Um ano depois de Passos Coelho ter tomado posse é claro que este rumo não consegue sequer aquilo que garante fazer:
Portugal não vai cumprir as metas draconianas que acordou com a troika. (...)
Hoje confirma-se aquilo que muitos diziam sobre esta política ideológica e cega:
não só NÃO SERVE, como nem sequer é capaz de atingir os números que se propõe.
O austeritarismo conduziu-nos a uma armadilha:
aquilo que cortamos em despesas e aumentamos em impostos foi engolido por tudo o que perdemos em produção e emprego.
O resultado é um país mais pobre e menos capaz de criar a riqueza de que necessita para viver.»
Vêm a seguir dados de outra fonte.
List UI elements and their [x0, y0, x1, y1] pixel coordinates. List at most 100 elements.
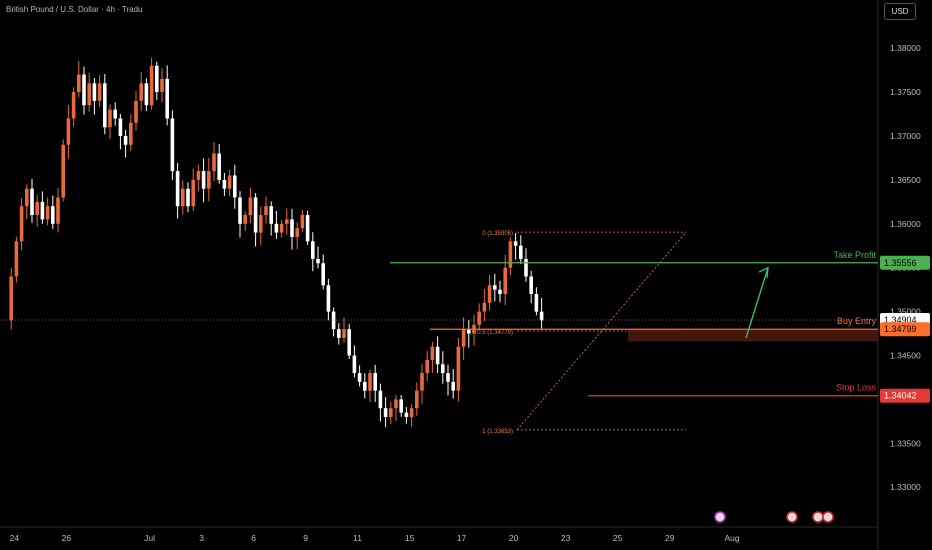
entry-zone — [628, 329, 878, 342]
candle-body — [56, 197, 60, 224]
candle-body — [290, 219, 294, 237]
candle-body — [71, 92, 76, 119]
y-tick-label: 1.37000 — [890, 131, 921, 141]
candle-body — [186, 188, 190, 207]
candle-body — [196, 171, 201, 180]
candle-body — [451, 381, 455, 391]
candle-body — [477, 311, 481, 325]
fib-level-label: 0 (1.35905) — [482, 231, 513, 237]
candle-body — [35, 201, 39, 216]
candle-body — [513, 241, 518, 246]
take-profit-label: Take Profit — [833, 250, 876, 260]
candle-body — [175, 171, 180, 207]
candle-body — [326, 285, 331, 312]
y-tick-label: 1.37500 — [890, 87, 921, 97]
candle-body — [61, 144, 65, 198]
y-tick-label: 1.35000 — [890, 307, 921, 317]
y-tick-label: 1.33000 — [890, 482, 921, 492]
projection-arrowhead — [758, 266, 769, 279]
x-tick-label: Jul — [144, 533, 155, 543]
candle-body — [508, 241, 513, 268]
candle-body — [467, 329, 471, 334]
candle-body — [363, 381, 367, 391]
last-price-tag: 1.34904 — [884, 315, 917, 325]
projection-arrow — [745, 267, 769, 339]
candle-body — [420, 373, 424, 391]
currency-button[interactable]: USD — [884, 3, 916, 20]
candle-body — [503, 267, 507, 295]
candle-body — [383, 408, 388, 417]
x-tick-label: 6 — [251, 533, 256, 543]
candle-body — [389, 408, 393, 417]
event-flag-icon[interactable] — [812, 511, 824, 523]
x-tick-label: 29 — [665, 533, 675, 543]
candle-body — [519, 245, 523, 259]
candle-body — [207, 171, 211, 189]
candle-body — [415, 390, 419, 409]
candle-body — [378, 390, 383, 409]
candle-body — [243, 215, 247, 224]
buy-entry-label: Buy Entry — [837, 316, 877, 326]
candle-body — [201, 171, 206, 189]
candle-body — [66, 118, 71, 145]
candle-body — [347, 329, 351, 356]
x-tick-label: 26 — [62, 533, 72, 543]
fib-trend-line — [516, 231, 687, 431]
candle-body — [342, 329, 346, 338]
y-tick-label: 1.36500 — [890, 175, 921, 185]
candle-body — [399, 399, 403, 413]
candle-body — [441, 364, 445, 374]
candle-body — [134, 100, 138, 123]
candle-body — [165, 78, 169, 119]
stop-loss-price-tag-bg — [880, 388, 930, 403]
x-tick-label: 3 — [199, 533, 204, 543]
candle-body — [269, 206, 273, 224]
candle-body — [14, 241, 19, 277]
buy-entry-price-tag-bg — [880, 322, 930, 337]
candle-body — [373, 373, 377, 391]
candle-body — [9, 276, 13, 321]
x-tick-label: Aug — [724, 533, 739, 543]
candle-body — [77, 74, 81, 93]
buy-entry-price-tag: 1.34799 — [884, 324, 917, 334]
event-flag-icon[interactable] — [714, 511, 726, 523]
candle-body — [233, 175, 237, 198]
x-tick-label: 11 — [353, 533, 362, 543]
candle-body — [160, 78, 164, 93]
candle-body — [456, 346, 461, 391]
stop-loss-price-tag: 1.34042 — [884, 391, 917, 401]
candle-body — [539, 311, 544, 321]
y-tick-label: 1.33500 — [890, 438, 921, 448]
event-flag-icon[interactable] — [786, 511, 798, 523]
candle-body — [144, 83, 149, 106]
take-profit-price-tag-bg — [880, 255, 930, 270]
candle-body — [352, 355, 357, 374]
x-tick-label: 23 — [561, 533, 571, 543]
candle-body — [430, 346, 435, 360]
candle-body — [103, 83, 107, 128]
candle-body — [274, 223, 279, 233]
x-tick-label: 20 — [509, 533, 519, 543]
candle-body — [300, 215, 305, 229]
candle-body — [493, 285, 497, 290]
symbol-title: British Pound / U.S. Dollar · 4h · Tradu — [6, 5, 143, 14]
candle-body — [357, 373, 362, 382]
candle-body — [222, 179, 227, 189]
candle-body — [181, 188, 185, 207]
candle-body — [92, 83, 97, 101]
event-flag-icon[interactable] — [822, 511, 834, 523]
candle-body — [238, 197, 242, 224]
candle-body — [113, 109, 117, 119]
candle-body — [97, 83, 102, 101]
candle-body — [305, 215, 310, 242]
candle-body — [212, 153, 216, 172]
candle-body — [87, 83, 91, 106]
x-tick-label: 9 — [303, 533, 308, 543]
candle-body — [259, 215, 263, 233]
candle-body — [394, 399, 398, 409]
y-tick-label: 1.36000 — [890, 219, 921, 229]
candle-body — [149, 65, 154, 106]
candle-body — [534, 294, 539, 312]
candle-body — [217, 153, 221, 180]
Do artigo «Um país de coelhos», de Nuno Ramos de Almeida, que merece ser lido na íntegra.
Perante as evidências crescentes do fracasso da solução austeritária – que não só não resolveu os problemas como agravou a situação do país, obrigando-o a entrar numa calamitosa espiral recessiva –
continua a preparar-se o terreno (sem subtilezas possíveis), para decretar novas medidas de austeridade.

A frase «não há alternativa», proferida até aqui por crentes convictos e por crentes resignados ao austeritarismo, começa agora a assumir os matizes próprios da auto-justificação («não havia alternativa...»).

Como se estivessem ainda, apesar de tudo, a falar de uma receita credível, para assim a distinguir de outras, que tomam como inviáveis logo à partida.